Chris Card, parks, recreation and trails manager said the proposal was “significantly higher” than he would have anticipated, which was around 15 to 20 per cent that cost, but said he hopes to cancel the RFP process and instead enter into negotiation with the lone bidder, with possible revisions being charged per diem rather than an upfront lump sum. Meetings attended via Zoom would also reduce costs. Card asked council how they’d like to move forward, specifically questioning what level of involvement they’d like to have with design phases. 

“Personally I think Chris knows what we need and we don’t necessarily need to be involved on so many occasions with the discussion or the design aspects of the project,” said Danielsen. “I’d like to see us go ahead because I don’t think it will be cheaper in the future.” 

The project would be completed by the end of next year. Card will report back to council at a future meeting. 

Surface treatment tender bids come in high 

Three bids from three contractors responding to a joint tender of the County of Haliburton and Township of Algonquin Highlands for surface treatment came in over budget.  

Nordic Inn and Scenic Tower Roads require double surface treatment with a fog seal; Oliver and East Roads as well as Maple Ridge Drive require single surface treatment with a fog seal and Buckslide Road, Town Lot Road and Heron Landing Road require slurry seal.

Miller Paving bid $368,613, Duncore Enterprises bid $459,564 and Greenwood Paving bid $559,706.

“The combined budget for these projects was estimated at $331,150 excluding tax therefore at the lowest bid price the cost of the overall project will be over budget by $37,463,” reads public works supervisor Adam Thorn’s report. He said staff had estimated the 2022  budget amounts based on a five per cent increase over the 2021 costs, but both increasing fuel and material costs caused the increase to be higher. 

“The work hasn’t changed, just the cost of materials,” Thorn told council. He was asking council to allow for more funds to be brought forward to have the roads completed.    

“This is a little red flag in the back of my head, it’s very early in the year,” said Moffatt. “We, during budget, certainly talked about the need to have more funds available and the uncertainty of project pricing. I don’t know that we have much choice but we do need to be attentive to what it does to the bottom line.”
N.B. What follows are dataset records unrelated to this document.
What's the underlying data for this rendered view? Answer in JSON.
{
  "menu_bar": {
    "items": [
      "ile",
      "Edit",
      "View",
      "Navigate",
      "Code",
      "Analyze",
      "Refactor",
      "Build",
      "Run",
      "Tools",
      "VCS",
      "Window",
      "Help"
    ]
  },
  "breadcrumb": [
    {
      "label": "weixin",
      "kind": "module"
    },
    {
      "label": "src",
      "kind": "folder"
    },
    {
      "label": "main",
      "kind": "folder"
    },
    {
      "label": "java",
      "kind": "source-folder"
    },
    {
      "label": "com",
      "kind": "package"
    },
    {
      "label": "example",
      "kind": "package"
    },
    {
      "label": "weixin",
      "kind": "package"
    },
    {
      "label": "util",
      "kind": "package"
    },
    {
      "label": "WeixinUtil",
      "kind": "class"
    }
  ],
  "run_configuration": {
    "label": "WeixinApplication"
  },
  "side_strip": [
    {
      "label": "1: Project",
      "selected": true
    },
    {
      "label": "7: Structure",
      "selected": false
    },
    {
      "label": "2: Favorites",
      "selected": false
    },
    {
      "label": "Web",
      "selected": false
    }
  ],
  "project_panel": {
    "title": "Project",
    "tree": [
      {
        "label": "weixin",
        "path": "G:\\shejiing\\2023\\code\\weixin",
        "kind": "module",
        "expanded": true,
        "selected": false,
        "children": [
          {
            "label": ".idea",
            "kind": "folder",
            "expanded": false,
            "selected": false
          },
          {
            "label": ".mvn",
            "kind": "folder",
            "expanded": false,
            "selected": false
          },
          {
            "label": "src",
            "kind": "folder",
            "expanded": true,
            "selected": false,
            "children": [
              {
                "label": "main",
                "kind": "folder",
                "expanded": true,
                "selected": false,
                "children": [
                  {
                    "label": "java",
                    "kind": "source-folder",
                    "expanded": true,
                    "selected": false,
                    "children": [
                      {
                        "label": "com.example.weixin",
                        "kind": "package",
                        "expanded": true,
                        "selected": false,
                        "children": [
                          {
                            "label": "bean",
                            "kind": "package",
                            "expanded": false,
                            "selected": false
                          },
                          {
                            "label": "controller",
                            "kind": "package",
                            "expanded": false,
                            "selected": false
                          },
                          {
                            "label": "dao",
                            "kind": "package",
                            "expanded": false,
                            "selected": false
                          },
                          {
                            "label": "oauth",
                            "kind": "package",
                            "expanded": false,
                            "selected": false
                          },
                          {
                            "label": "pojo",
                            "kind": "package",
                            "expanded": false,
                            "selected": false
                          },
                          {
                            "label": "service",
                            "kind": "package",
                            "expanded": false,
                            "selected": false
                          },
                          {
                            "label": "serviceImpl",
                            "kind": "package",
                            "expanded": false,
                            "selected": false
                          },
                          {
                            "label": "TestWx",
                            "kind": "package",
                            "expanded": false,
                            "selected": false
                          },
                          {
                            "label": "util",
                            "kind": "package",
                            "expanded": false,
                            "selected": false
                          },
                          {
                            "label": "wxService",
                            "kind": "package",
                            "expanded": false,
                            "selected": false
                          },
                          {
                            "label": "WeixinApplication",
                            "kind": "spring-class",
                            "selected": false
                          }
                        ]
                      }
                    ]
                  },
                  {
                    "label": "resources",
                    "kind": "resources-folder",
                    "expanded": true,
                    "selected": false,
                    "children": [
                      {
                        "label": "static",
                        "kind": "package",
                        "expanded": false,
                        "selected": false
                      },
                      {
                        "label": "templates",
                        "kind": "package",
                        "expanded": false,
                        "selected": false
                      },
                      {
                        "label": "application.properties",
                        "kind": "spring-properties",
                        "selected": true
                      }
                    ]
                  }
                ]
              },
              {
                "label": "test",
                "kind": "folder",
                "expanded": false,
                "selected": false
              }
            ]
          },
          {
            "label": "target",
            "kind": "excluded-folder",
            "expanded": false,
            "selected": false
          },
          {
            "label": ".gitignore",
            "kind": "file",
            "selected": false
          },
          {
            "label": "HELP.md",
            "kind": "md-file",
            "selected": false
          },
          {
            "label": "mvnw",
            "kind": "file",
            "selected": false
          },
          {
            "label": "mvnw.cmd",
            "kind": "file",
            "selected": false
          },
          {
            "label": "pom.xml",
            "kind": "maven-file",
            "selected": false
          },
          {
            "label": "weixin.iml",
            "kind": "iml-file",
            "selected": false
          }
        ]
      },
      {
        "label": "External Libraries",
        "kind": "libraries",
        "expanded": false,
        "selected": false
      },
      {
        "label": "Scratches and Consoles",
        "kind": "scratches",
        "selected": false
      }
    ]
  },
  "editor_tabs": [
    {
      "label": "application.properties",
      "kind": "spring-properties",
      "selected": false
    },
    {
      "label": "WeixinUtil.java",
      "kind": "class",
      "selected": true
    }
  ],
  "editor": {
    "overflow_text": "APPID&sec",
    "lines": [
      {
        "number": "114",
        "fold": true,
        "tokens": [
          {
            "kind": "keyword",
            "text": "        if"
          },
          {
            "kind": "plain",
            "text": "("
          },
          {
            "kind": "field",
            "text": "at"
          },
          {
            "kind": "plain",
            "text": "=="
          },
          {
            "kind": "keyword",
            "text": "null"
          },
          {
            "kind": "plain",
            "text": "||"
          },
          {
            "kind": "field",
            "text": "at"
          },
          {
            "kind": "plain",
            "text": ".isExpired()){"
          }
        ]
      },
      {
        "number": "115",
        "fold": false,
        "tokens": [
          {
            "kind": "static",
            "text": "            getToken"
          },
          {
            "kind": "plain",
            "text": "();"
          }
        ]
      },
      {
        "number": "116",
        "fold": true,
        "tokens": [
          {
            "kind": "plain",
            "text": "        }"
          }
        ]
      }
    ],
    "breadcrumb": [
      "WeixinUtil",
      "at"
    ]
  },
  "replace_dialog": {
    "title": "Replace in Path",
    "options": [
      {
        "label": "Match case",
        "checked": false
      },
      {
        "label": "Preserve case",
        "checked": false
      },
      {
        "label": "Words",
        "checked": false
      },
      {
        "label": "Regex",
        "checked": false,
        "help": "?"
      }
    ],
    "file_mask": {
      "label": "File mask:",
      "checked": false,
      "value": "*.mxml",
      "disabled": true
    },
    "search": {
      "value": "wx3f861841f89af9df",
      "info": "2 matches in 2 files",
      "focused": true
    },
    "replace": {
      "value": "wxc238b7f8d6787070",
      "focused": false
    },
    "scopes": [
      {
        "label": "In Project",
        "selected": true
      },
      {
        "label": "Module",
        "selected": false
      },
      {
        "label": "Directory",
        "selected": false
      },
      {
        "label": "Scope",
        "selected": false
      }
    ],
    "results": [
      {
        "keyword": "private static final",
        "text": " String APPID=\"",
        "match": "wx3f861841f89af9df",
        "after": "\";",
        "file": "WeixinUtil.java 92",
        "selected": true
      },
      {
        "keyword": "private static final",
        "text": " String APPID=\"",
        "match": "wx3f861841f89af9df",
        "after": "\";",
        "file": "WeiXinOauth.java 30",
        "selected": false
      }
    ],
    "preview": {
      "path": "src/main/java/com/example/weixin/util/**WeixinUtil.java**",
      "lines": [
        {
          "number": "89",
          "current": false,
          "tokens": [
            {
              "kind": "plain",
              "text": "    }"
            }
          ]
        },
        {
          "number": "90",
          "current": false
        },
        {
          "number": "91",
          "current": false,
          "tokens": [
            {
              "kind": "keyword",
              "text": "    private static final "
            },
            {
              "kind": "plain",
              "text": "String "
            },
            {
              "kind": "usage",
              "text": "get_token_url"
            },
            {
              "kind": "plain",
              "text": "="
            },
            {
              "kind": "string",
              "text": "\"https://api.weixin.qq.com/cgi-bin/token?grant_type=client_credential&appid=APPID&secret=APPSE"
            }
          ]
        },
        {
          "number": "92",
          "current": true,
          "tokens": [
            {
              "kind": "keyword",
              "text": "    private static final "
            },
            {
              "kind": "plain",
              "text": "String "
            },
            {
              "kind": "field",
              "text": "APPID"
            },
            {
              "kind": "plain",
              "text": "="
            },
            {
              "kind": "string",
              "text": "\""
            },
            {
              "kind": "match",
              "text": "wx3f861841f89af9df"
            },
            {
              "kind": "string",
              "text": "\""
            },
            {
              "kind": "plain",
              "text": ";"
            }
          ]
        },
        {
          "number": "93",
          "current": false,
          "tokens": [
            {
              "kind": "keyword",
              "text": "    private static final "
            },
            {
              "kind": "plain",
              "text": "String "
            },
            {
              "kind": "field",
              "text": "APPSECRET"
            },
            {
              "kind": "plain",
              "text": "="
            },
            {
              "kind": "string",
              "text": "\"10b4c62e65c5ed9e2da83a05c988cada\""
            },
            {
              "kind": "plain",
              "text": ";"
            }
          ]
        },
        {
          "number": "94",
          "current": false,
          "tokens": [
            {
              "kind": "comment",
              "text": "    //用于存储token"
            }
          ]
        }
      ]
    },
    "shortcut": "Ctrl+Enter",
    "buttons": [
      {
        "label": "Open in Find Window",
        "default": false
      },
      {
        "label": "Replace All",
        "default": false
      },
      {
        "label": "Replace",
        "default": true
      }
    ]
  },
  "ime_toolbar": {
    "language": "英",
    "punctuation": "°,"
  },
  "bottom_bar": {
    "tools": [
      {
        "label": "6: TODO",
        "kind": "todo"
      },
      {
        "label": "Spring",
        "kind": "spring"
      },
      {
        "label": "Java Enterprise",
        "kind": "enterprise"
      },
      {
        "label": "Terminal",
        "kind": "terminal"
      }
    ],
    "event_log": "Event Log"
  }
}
Deputy Mayor Liz Danielsen said, that, similarly to the Skin Lake landing project, the prices would likely not get better. 

“I’m not sure that we can really afford to defer it,” she said. “It’s interesting to see the spread in prices from the three different bidders. I think we’ve probably been given as good a price as we can get and we should move forward.” 

Airport work’s lowest bidder approved

In 2021, $180,000 was budgeted for work around hangars at the Stanhope Airport, including drainage improvement and asphalt work. 

Bids came in high – Weir Gradall bid $297,597; Hawk River bid $352,832 and Fowler bid $491,242 – all excluding HST. 

“After review of the abnormally high cost estimates at the July 15, 2021 council meeting, council supported staff’s recommendation to defer this project to a later time in hopes construction costs would be more reasonable,” reads Thorn’s report. At the March 17 meeting, he said the costs were not likely to get any lower as the cost of fuel and materials continued to increase.

“If the township continues to defer this project we could see major cost increases, and increased costs for repairs to the hangers as a result of the water infiltrating the buildings,” he said in his report. “The lowest bidder has confirmed they will hold their pricing for labour, trucking and aggregate materials as listed in the bid submission. The only potential increased cost would be for the asphalt application which is expected to increase by 10 per cent. This increase can be covered under the contingency portion of the proposed contract.”

Council approved the recommendation to award the bid to Weir Gradall at $297,597 plus tax.